Avoiding Plotting to dense plots, saveat not working

I am running simulations of SDEs and plotting the results. I keep having problem that Jupyter crashes, despite that the simulations shouldn’t be that intense. I think hat I have tracked the problems to the plots being to big. I have earlier had this issue and got help with that. However the use of saveat (as suggested there) only seems to get me that far.

I have been investigating and it seems like the plots still are much larger than saveat indicates. Here I have tried to make a minimal(ish) example:

using Plots
gr();
using DifferentialEquations

function positive_domain()
    condition(u,t,integrator) = (any(u .< 0))
    affect!(integrator) = integrator.u .= integrator.uprev
    return DiscreteCallback(condition,affect!) 
end;

rn = @reaction_network rnType begin
    0.01, (X) → ∅
end 
prob_sde = SDEProblem(rn,[1.],(0.,2000.))
sol = solve(prob_sde,ImplicitEM(),dt=0.001,callback=PositiveDomain(),saveat=1.);
length(sol)

using saveat=1. I would expect to get a solution about the size of 2000, in fact its length is 2002002, which is quite a lot. I can also change to plotly(), zoom in and confirm that a plot(sol) shows things at a very small scale. I have tried other saveat values, like 1 and 0.5, but success.

Am I using saveat wrong somehow? I am having stochastic simulations over a time of about 2000, but not really interested in anything of a timescale less than 1, is there a good way to only plot about 2000 timepoints of my solution?

You are using the default values for save_positions in the callback.

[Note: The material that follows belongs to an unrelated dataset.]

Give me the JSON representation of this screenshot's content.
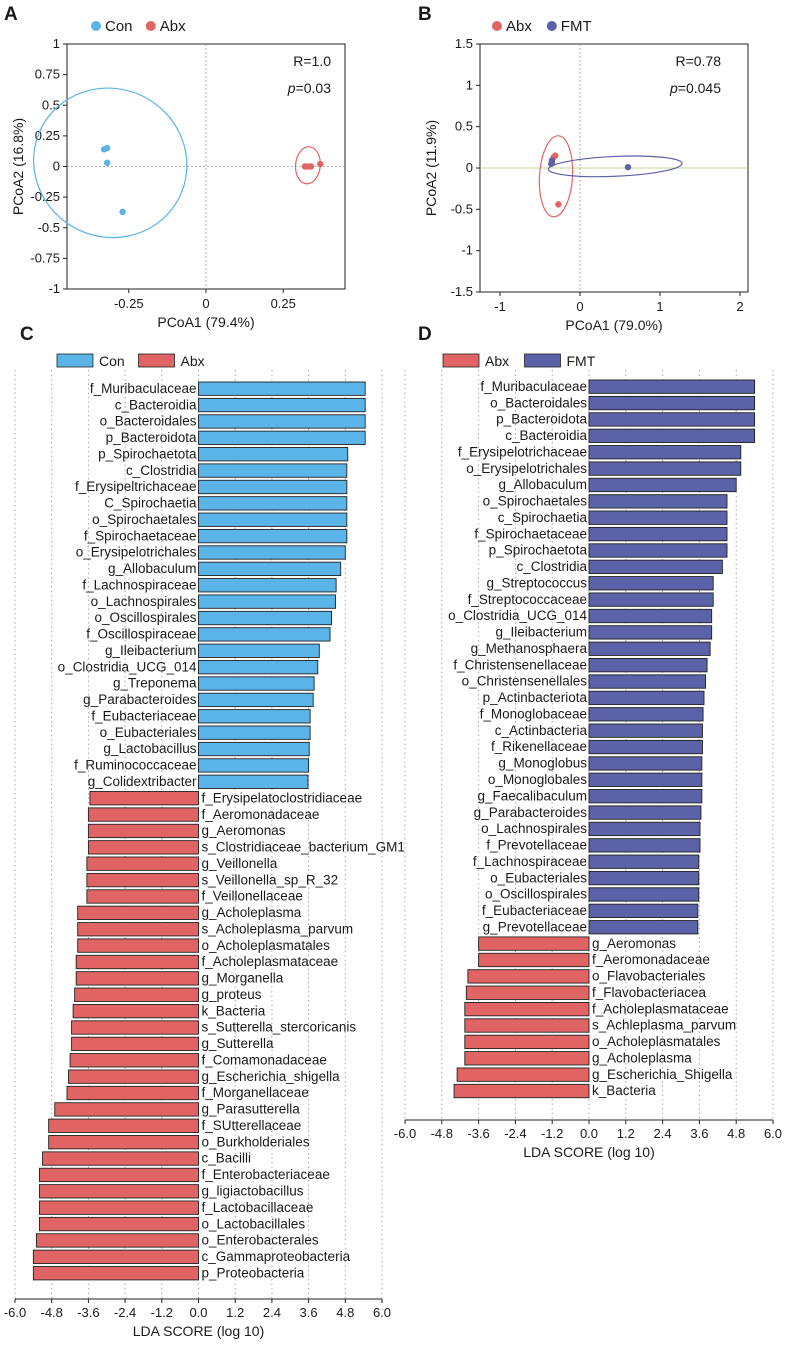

http://docs.juliadiffeq.org/latest/features/callback_functions.html#DiscreteCallback-1

Notice that it says that the defaults are (true,true), so it’ll trigger a save just before and after each callback call. Of course, this is because if you want the full solution then this is required for proper discontinuity handling. But if you don’t want those saves, set save_positions = (false,false).

Thank you, that works.

Reading further, both you and the documents give warnings:

required for proper discontinuity handling

For discontinuous changes like a modification to u to be handled correctly (without error), one should set save_positions=(true,true)

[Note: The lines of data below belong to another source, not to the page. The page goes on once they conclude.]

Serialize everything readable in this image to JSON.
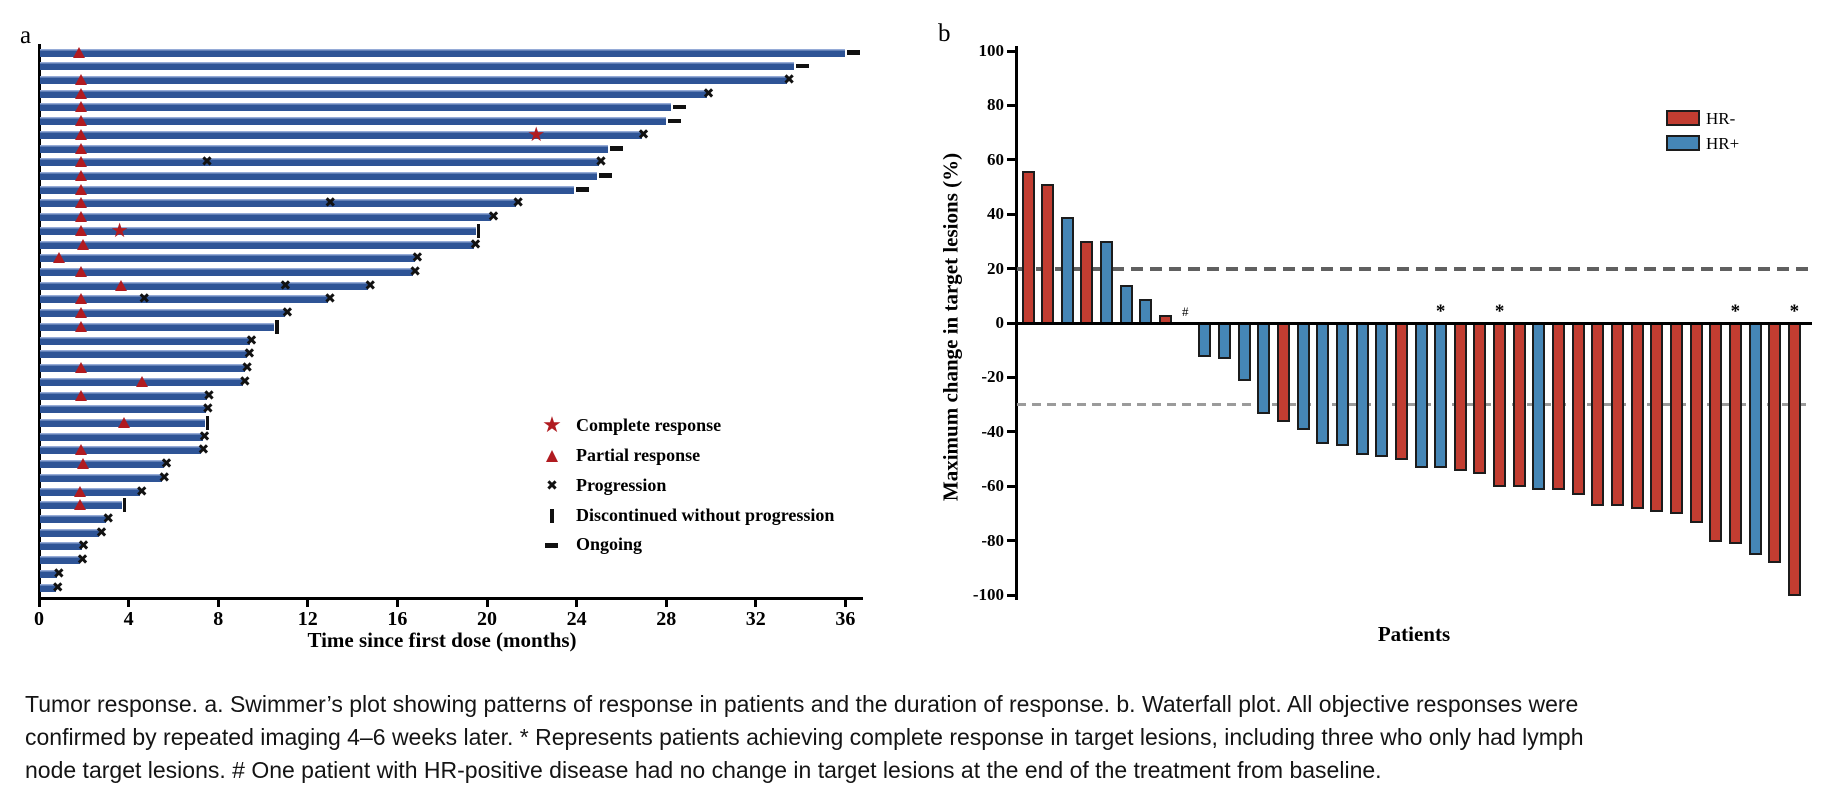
{
  "caption": {
    "line1": "Tumor response. a. Swimmer’s plot showing patterns of response in patients and the duration of response. b. Waterfall plot. All objective responses were",
    "line2": "confirmed by repeated imaging 4–6 weeks later. * Represents patients achieving complete response in target lesions, including three who only had lymph",
    "line3": "node target lesions. # One patient with HR-positive disease had no change in target lesions at the end of the treatment from baseline."
  },
  "colors": {
    "swimmer_bar": "#2e5496",
    "marker_red": "#b01b20",
    "hr_neg": "#c23d31",
    "hr_pos": "#4586b6",
    "bar_outline": "#1c1c1c",
    "dash_plus20": "#606060",
    "dash_minus30": "#9b9b9b"
  },
  "chart_data": [
    {
      "type": "swimmer",
      "panel": "a",
      "xlabel": "Time since first dose (months)",
      "xlim": [
        0,
        36.8
      ],
      "x_ticks": [
        0,
        4,
        8,
        12,
        16,
        20,
        24,
        28,
        32,
        36
      ],
      "legend": [
        {
          "symbol": "star",
          "label": "Complete response"
        },
        {
          "symbol": "triangle",
          "label": "Partial response"
        },
        {
          "symbol": "x",
          "label": "Progression"
        },
        {
          "symbol": "bar",
          "label": "Discontinued without progression"
        },
        {
          "symbol": "dash",
          "label": "Ongoing"
        }
      ],
      "bars": [
        {
          "d": 36.0,
          "pr": [
            1.8
          ],
          "end": "ongoing"
        },
        {
          "d": 33.7,
          "end": "ongoing"
        },
        {
          "d": 33.4,
          "pr": [
            1.9
          ],
          "end": "x"
        },
        {
          "d": 29.8,
          "pr": [
            1.9
          ],
          "end": "x"
        },
        {
          "d": 28.2,
          "pr": [
            1.9
          ],
          "end": "ongoing"
        },
        {
          "d": 28.0,
          "pr": [
            1.9
          ],
          "end": "ongoing"
        },
        {
          "d": 26.9,
          "pr": [
            1.9
          ],
          "cr": [
            22.2
          ],
          "end": "x"
        },
        {
          "d": 25.4,
          "pr": [
            1.9
          ],
          "end": "ongoing"
        },
        {
          "d": 25.0,
          "pr": [
            1.9
          ],
          "x": [
            7.5
          ],
          "end": "x"
        },
        {
          "d": 24.9,
          "pr": [
            1.9
          ],
          "end": "ongoing"
        },
        {
          "d": 23.9,
          "pr": [
            1.9
          ],
          "end": "ongoing"
        },
        {
          "d": 21.3,
          "pr": [
            1.9
          ],
          "x": [
            13.0
          ],
          "end": "x"
        },
        {
          "d": 20.2,
          "pr": [
            1.9
          ],
          "end": "x"
        },
        {
          "d": 19.5,
          "pr": [
            1.9
          ],
          "cr": [
            3.6
          ],
          "end": "disc"
        },
        {
          "d": 19.4,
          "pr": [
            2.0
          ],
          "end": "x"
        },
        {
          "d": 16.8,
          "pr": [
            0.9
          ],
          "end": "x"
        },
        {
          "d": 16.7,
          "pr": [
            1.9
          ],
          "end": "x"
        },
        {
          "d": 14.7,
          "pr": [
            3.7
          ],
          "x": [
            11.0
          ],
          "end": "x"
        },
        {
          "d": 12.9,
          "pr": [
            1.9
          ],
          "x": [
            4.7
          ],
          "end": "x"
        },
        {
          "d": 11.0,
          "pr": [
            1.9
          ],
          "end": "x"
        },
        {
          "d": 10.5,
          "pr": [
            1.9
          ],
          "end": "disc"
        },
        {
          "d": 9.4,
          "end": "x"
        },
        {
          "d": 9.3,
          "end": "x"
        },
        {
          "d": 9.2,
          "pr": [
            1.9
          ],
          "end": "x"
        },
        {
          "d": 9.1,
          "pr": [
            4.6
          ],
          "end": "x"
        },
        {
          "d": 7.5,
          "pr": [
            1.9
          ],
          "end": "x"
        },
        {
          "d": 7.45,
          "end": "x"
        },
        {
          "d": 7.4,
          "pr": [
            3.8
          ],
          "end": "disc"
        },
        {
          "d": 7.3,
          "end": "x"
        },
        {
          "d": 7.25,
          "pr": [
            1.9
          ],
          "end": "x"
        },
        {
          "d": 5.6,
          "pr": [
            2.0
          ],
          "end": "x"
        },
        {
          "d": 5.5,
          "end": "x"
        },
        {
          "d": 4.5,
          "pr": [
            1.85
          ],
          "end": "x"
        },
        {
          "d": 3.7,
          "pr": [
            1.85
          ],
          "end": "disc"
        },
        {
          "d": 3.0,
          "end": "x"
        },
        {
          "d": 2.7,
          "end": "x"
        },
        {
          "d": 1.9,
          "end": "x"
        },
        {
          "d": 1.85,
          "end": "x"
        },
        {
          "d": 0.8,
          "end": "x"
        },
        {
          "d": 0.75,
          "end": "x"
        }
      ]
    },
    {
      "type": "bar",
      "subtype": "waterfall",
      "panel": "b",
      "ylabel": "Maximum change in target lesions (%)",
      "xlabel": "Patients",
      "ylim": [
        -100,
        100
      ],
      "y_ticks": [
        100,
        80,
        60,
        40,
        20,
        0,
        -20,
        -40,
        -60,
        -80,
        -100
      ],
      "ref_lines": [
        20,
        -30
      ],
      "legend": [
        {
          "label": "HR-",
          "color_key": "hr_neg"
        },
        {
          "label": "HR+",
          "color_key": "hr_pos"
        }
      ],
      "bars": [
        {
          "v": 56,
          "hr": "neg"
        },
        {
          "v": 51,
          "hr": "neg"
        },
        {
          "v": 39,
          "hr": "pos"
        },
        {
          "v": 30,
          "hr": "neg"
        },
        {
          "v": 30,
          "hr": "pos"
        },
        {
          "v": 14,
          "hr": "pos"
        },
        {
          "v": 9,
          "hr": "pos"
        },
        {
          "v": 3,
          "hr": "neg"
        },
        {
          "v": 0,
          "hr": "pos",
          "note": "#"
        },
        {
          "v": -12,
          "hr": "pos"
        },
        {
          "v": -13,
          "hr": "pos"
        },
        {
          "v": -21,
          "hr": "pos"
        },
        {
          "v": -33,
          "hr": "pos"
        },
        {
          "v": -36,
          "hr": "neg"
        },
        {
          "v": -39,
          "hr": "pos"
        },
        {
          "v": -44,
          "hr": "pos"
        },
        {
          "v": -45,
          "hr": "pos"
        },
        {
          "v": -48,
          "hr": "pos"
        },
        {
          "v": -49,
          "hr": "pos"
        },
        {
          "v": -50,
          "hr": "neg"
        },
        {
          "v": -53,
          "hr": "pos"
        },
        {
          "v": -53,
          "hr": "pos",
          "note": "*"
        },
        {
          "v": -54,
          "hr": "neg"
        },
        {
          "v": -55,
          "hr": "neg"
        },
        {
          "v": -60,
          "hr": "neg",
          "note": "*"
        },
        {
          "v": -60,
          "hr": "neg"
        },
        {
          "v": -61,
          "hr": "pos"
        },
        {
          "v": -61,
          "hr": "neg"
        },
        {
          "v": -63,
          "hr": "neg"
        },
        {
          "v": -67,
          "hr": "neg"
        },
        {
          "v": -67,
          "hr": "neg"
        },
        {
          "v": -68,
          "hr": "neg"
        },
        {
          "v": -69,
          "hr": "neg"
        },
        {
          "v": -70,
          "hr": "neg"
        },
        {
          "v": -73,
          "hr": "neg"
        },
        {
          "v": -80,
          "hr": "neg"
        },
        {
          "v": -81,
          "hr": "neg",
          "note": "*"
        },
        {
          "v": -85,
          "hr": "pos"
        },
        {
          "v": -88,
          "hr": "neg"
        },
        {
          "v": -100,
          "hr": "neg",
          "note": "*"
        }
      ]
    }
  ]
}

Does this mean that I might get faulty solutions? After all I do not actually want to do anything with the solver, only what it outputs. Intuitively what I want to do (receive/plot a solution taking up slightly less space) should not be a problem for accurately simulating the system?

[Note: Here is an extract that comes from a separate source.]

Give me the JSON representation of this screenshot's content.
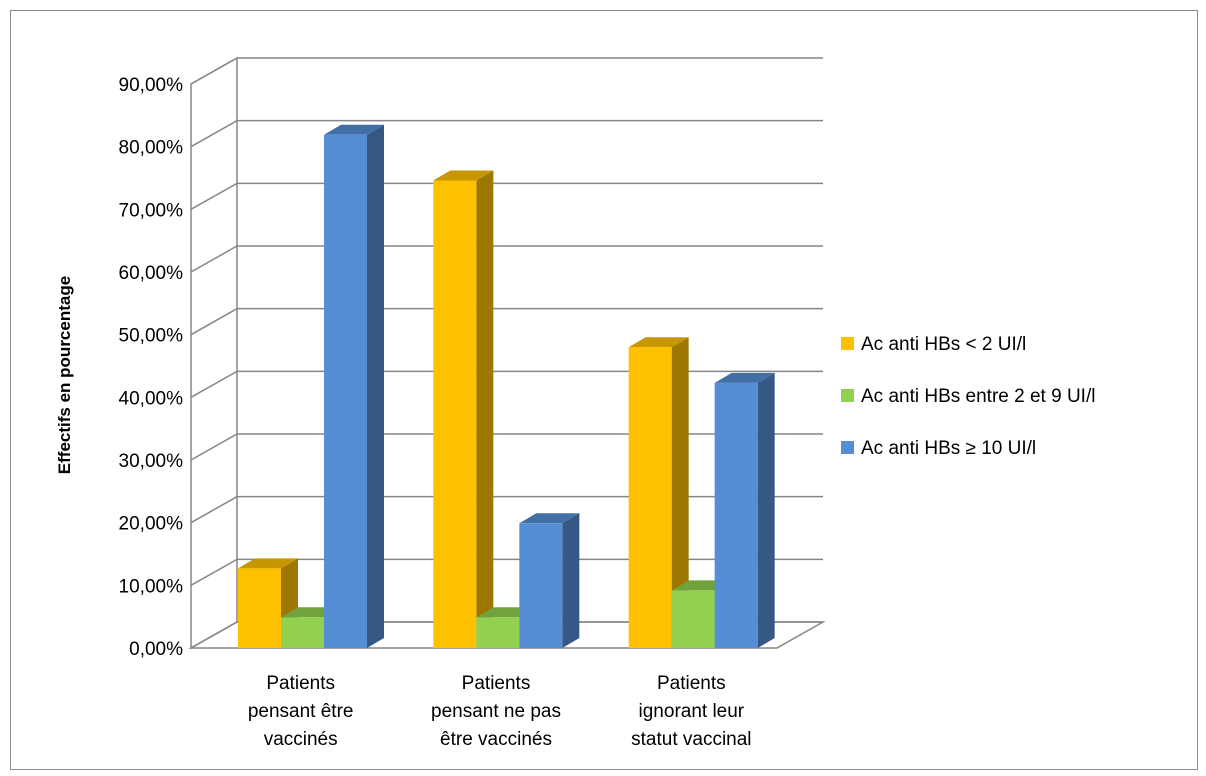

It doesn’t matter for simulating the system. It matters for plotting though. If you don’t do this and you have an event that causes a discontinuity (say, adds 5 to every variable), then you might notice that the plot looks incorrect because instead of increasing vertically at that point it will do some weird connection between the previous time step and the value after the discontinuity. For SDEs it’s not bad because it just interpolates the line in there, but technically that line is incorrect because it should be linear to the point before the continuity, and then vertical at the continuity, then continue. So for plotting purposes, along with the post-solution interpolation, this needs discontinuity needs to be handled exactly. For intermediate interpolation (like saveat and event handling), the integrator handles this just fine. So you don’t need to worry about correctness, but you may want to be careful with the interpretation of results around “large enough” discontinuities.

Hope that helps.

P.S.

If you use the GR backend, you can use gr(fmt=:png) to make the plots into PNGs, then they can have millions of points without a problem in Jupyter notebooks. Of course, that doesn’t fix your original problem so I didn’t mention it, but that’s something to keep in your back pocket if you really do need to plot a million points.

Thank, I see. So if I do not expect any large sudden event than I should not be worried about the plotting (although I maybe should be worried about my conviction that that is the case, but that is another issue).

Thanks for the gr(fmt=:png) tips, that might come in handy at some point.

Hi Gaussia,

I am new to Julia and am struggling with the non-negative solution of a system of ODEs.

Could you tell me why you defined a function called positive_domain() when you are using a pre-defined callback PositiveDomain()?
And in your defined function, after you go back to the values of the previous step what would happen? I see you have fixed the step size.

Thanks

There are a few problems in the positivity enforcement done earlier in this thread. For one, it has the issues you discussed. But more importantly, it seems that the SDE itself is actually trying to go negative (in cases, of course it’s stochastic) which of course would mess with it. These issues were found later on and handled differently, so I wouldn’t use this as a guide for how to handle non-negativity handling. PositiveDomain() or setting isoutofdomain would be better.

Hey, Chris.

Thank you for the reply.
I have just posted a question that is troubling me with these implementations. I must be doing something very silly. Can you look over the post if you find time?

Just re-iterating what Chris said that there are several irregularities with the above solution and you should not not spend to much time thinking on what is going on there.